On a aussi observé que les islamistes ne possèdent pas les capacités de gouverner un pays moderne. Bien que disposant de la majorité des sièges à l’Assemblée Constituante, ils ont finalement accepté de quitter le pouvoir, ce que le leader d’Ennahda a qualifié de "choix éthique".
Dans la nuit de mardi à mercredi dernier, un gouvernement d’indépendants, dirigé par l’économiste Mehdi Jomaâ – un ex-dirigeant du pétrolier français Total – a obtenu la confiance de l’Assemblée et de sa majorité islamiste grâce à 149 voix pour, 20 contre et 24 abstentions. Il a nommé à ses côtés aux postes clés un économiste issue de la Banque Africaine de Développement, Hakim Ben Hammouda, aux Finances, et un ancien ministre et fonctionnaire onusien aux Affaires Etrangères.

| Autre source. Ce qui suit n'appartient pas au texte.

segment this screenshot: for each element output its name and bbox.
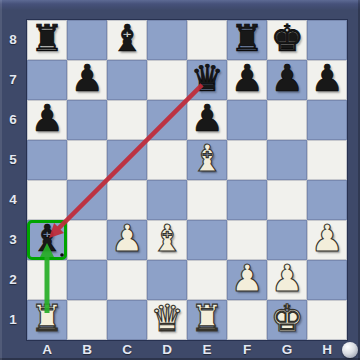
square-g8[interactable]: ♚ — [267, 20, 307, 60]
square-b7[interactable]: ♟ — [67, 60, 107, 100]
rank-label-8: 8 — [1, 20, 25, 60]
square-h1[interactable] — [307, 300, 347, 340]
square-g5[interactable] — [267, 140, 307, 180]
white-pawn[interactable]: ♟ — [310, 220, 343, 257]
square-a3[interactable]: ♝ — [27, 220, 67, 260]
black-pawn[interactable]: ♟ — [190, 100, 223, 137]
file-label-H: H — [307, 340, 347, 360]
square-c7[interactable] — [107, 60, 147, 100]
rank-label-2: 2 — [1, 260, 25, 300]
square-d6[interactable] — [147, 100, 187, 140]
square-b5[interactable] — [67, 140, 107, 180]
square-c5[interactable] — [107, 140, 147, 180]
square-b3[interactable] — [67, 220, 107, 260]
square-a8[interactable]: ♜ — [27, 20, 67, 60]
black-rook[interactable]: ♜ — [30, 20, 63, 57]
square-e7[interactable]: ♛ — [187, 60, 227, 100]
square-g7[interactable]: ♟ — [267, 60, 307, 100]
square-h7[interactable]: ♟ — [307, 60, 347, 100]
square-a7[interactable] — [27, 60, 67, 100]
black-pawn[interactable]: ♟ — [30, 100, 63, 137]
square-g2[interactable]: ♟ — [267, 260, 307, 300]
square-h5[interactable] — [307, 140, 347, 180]
square-e2[interactable] — [187, 260, 227, 300]
file-label-E: E — [187, 340, 227, 360]
square-d7[interactable] — [147, 60, 187, 100]
square-f7[interactable]: ♟ — [227, 60, 267, 100]
square-f2[interactable]: ♟ — [227, 260, 267, 300]
rank-label-3: 3 — [1, 220, 25, 260]
square-a4[interactable] — [27, 180, 67, 220]
chess-board: ♜♝♜♚♟♛♟♟♟♟♟♝♝♟♝♟♟♟♜♛♜♚ — [27, 20, 347, 340]
file-label-D: D — [147, 340, 187, 360]
square-f5[interactable] — [227, 140, 267, 180]
square-a1[interactable]: ♜ — [27, 300, 67, 340]
square-c2[interactable] — [107, 260, 147, 300]
white-bishop[interactable]: ♝ — [150, 220, 183, 257]
file-label-F: F — [227, 340, 267, 360]
square-b4[interactable] — [67, 180, 107, 220]
rank-label-5: 5 — [1, 140, 25, 180]
square-d4[interactable] — [147, 180, 187, 220]
square-h2[interactable] — [307, 260, 347, 300]
square-e1[interactable]: ♜ — [187, 300, 227, 340]
square-a5[interactable] — [27, 140, 67, 180]
square-f8[interactable]: ♜ — [227, 20, 267, 60]
square-f4[interactable] — [227, 180, 267, 220]
side-to-move-indicator — [342, 342, 358, 358]
white-pawn[interactable]: ♟ — [230, 260, 263, 297]
square-b6[interactable] — [67, 100, 107, 140]
black-queen[interactable]: ♛ — [190, 60, 223, 97]
rank-label-7: 7 — [1, 60, 25, 100]
square-d2[interactable] — [147, 260, 187, 300]
square-c4[interactable] — [107, 180, 147, 220]
square-c1[interactable] — [107, 300, 147, 340]
square-h4[interactable] — [307, 180, 347, 220]
square-g1[interactable]: ♚ — [267, 300, 307, 340]
file-label-B: B — [67, 340, 107, 360]
chess-board-frame: ♜♝♜♚♟♛♟♟♟♟♟♝♝♟♝♟♟♟♜♛♜♚ 87654321 ABCDEFGH — [0, 0, 360, 360]
square-h6[interactable] — [307, 100, 347, 140]
file-label-A: A — [27, 340, 67, 360]
square-c8[interactable]: ♝ — [107, 20, 147, 60]
black-pawn[interactable]: ♟ — [310, 60, 343, 97]
square-c3[interactable]: ♟ — [107, 220, 147, 260]
square-a2[interactable] — [27, 260, 67, 300]
rank-label-4: 4 — [1, 180, 25, 220]
white-pawn[interactable]: ♟ — [270, 260, 303, 297]
white-rook[interactable]: ♜ — [30, 300, 63, 337]
black-king[interactable]: ♚ — [270, 20, 303, 57]
square-e3[interactable] — [187, 220, 227, 260]
black-pawn[interactable]: ♟ — [270, 60, 303, 97]
black-pawn[interactable]: ♟ — [230, 60, 263, 97]
square-d1[interactable]: ♛ — [147, 300, 187, 340]
black-bishop[interactable]: ♝ — [30, 220, 63, 257]
square-g6[interactable] — [267, 100, 307, 140]
white-bishop[interactable]: ♝ — [190, 140, 223, 177]
square-c6[interactable] — [107, 100, 147, 140]
white-king[interactable]: ♚ — [270, 300, 303, 337]
square-e5[interactable]: ♝ — [187, 140, 227, 180]
square-b8[interactable] — [67, 20, 107, 60]
white-queen[interactable]: ♛ — [150, 300, 183, 337]
rank-label-6: 6 — [1, 100, 25, 140]
square-e6[interactable]: ♟ — [187, 100, 227, 140]
square-g3[interactable] — [267, 220, 307, 260]
square-b1[interactable] — [67, 300, 107, 340]
square-f3[interactable] — [227, 220, 267, 260]
rank-label-1: 1 — [1, 300, 25, 340]
square-d8[interactable] — [147, 20, 187, 60]
square-a6[interactable]: ♟ — [27, 100, 67, 140]
file-label-C: C — [107, 340, 147, 360]
black-bishop[interactable]: ♝ — [110, 20, 143, 57]
black-pawn[interactable]: ♟ — [70, 60, 103, 97]
square-b2[interactable] — [67, 260, 107, 300]
square-e8[interactable] — [187, 20, 227, 60]
square-g4[interactable] — [267, 180, 307, 220]
square-e4[interactable] — [187, 180, 227, 220]
white-rook[interactable]: ♜ — [190, 300, 223, 337]
square-d5[interactable] — [147, 140, 187, 180]
white-pawn[interactable]: ♟ — [110, 220, 143, 257]
file-label-G: G — [267, 340, 307, 360]
square-h8[interactable] — [307, 20, 347, 60]
square-f6[interactable] — [227, 100, 267, 140]
black-rook[interactable]: ♜ — [230, 20, 263, 57]
square-d3[interactable]: ♝ — [147, 220, 187, 260]
square-f1[interactable] — [227, 300, 267, 340]
square-h3[interactable]: ♟ — [307, 220, 347, 260]
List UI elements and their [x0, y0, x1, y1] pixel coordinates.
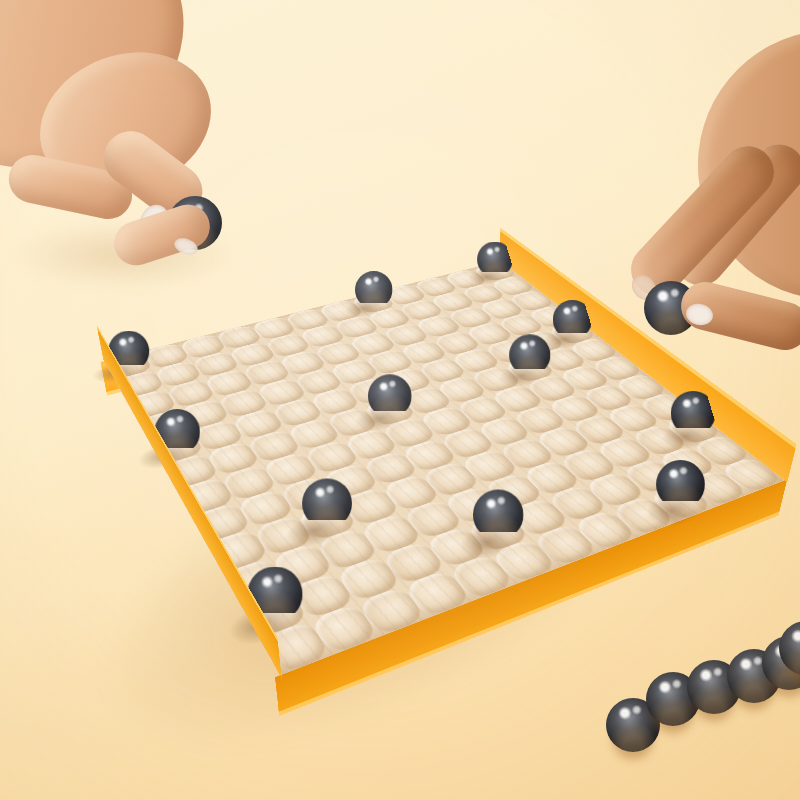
left-hand-knuckles: [20, 29, 231, 216]
left-index-fingernail: [134, 200, 173, 241]
left-hand-shadow: [10, 220, 240, 290]
right-thumb: [676, 277, 800, 355]
left-middle-finger: [4, 151, 136, 224]
right-index-finger: [620, 136, 784, 307]
scene: [0, 0, 800, 800]
left-thumb: [109, 199, 216, 271]
right-hand-palm: [650, 0, 800, 348]
right-index-fingernail: [627, 270, 661, 305]
left-hand-palm: [0, 0, 230, 217]
left-index-finger: [93, 120, 213, 229]
right-thumbnail: [684, 301, 715, 327]
held-stone-left[interactable]: [168, 196, 222, 250]
left-thumbnail: [172, 235, 200, 257]
right-middle-finger: [665, 134, 800, 295]
held-stone-right[interactable]: [644, 281, 698, 335]
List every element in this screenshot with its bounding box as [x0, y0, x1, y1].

M. Jomaâ s’est fixé comme objectif immédiat de "rétablir la sécurité face au terrorisme" [islamiste, lié à Al-Qaeda, menant des opérations de guérilla et des assassinats à partir des montagnes proches de la frontière algérienne et attelé à la désorganisation de la société civile]. Autres priorités : relever l’économie et endiguer les conflits sociaux qui surgissent un peu partout comme les champignons après l’averse.
La nomination du cabinet Jomaâ a été rendue possible par l’adoption, dimanche dernier, d’une constitution ; constitution, dont on sait qu’elle reconnaît l’islam en tant que religion officielle, mais qu’elle admet également la liberté de conscience et de croyance, ainsi que l’égalité des droits des hommes et des femmes.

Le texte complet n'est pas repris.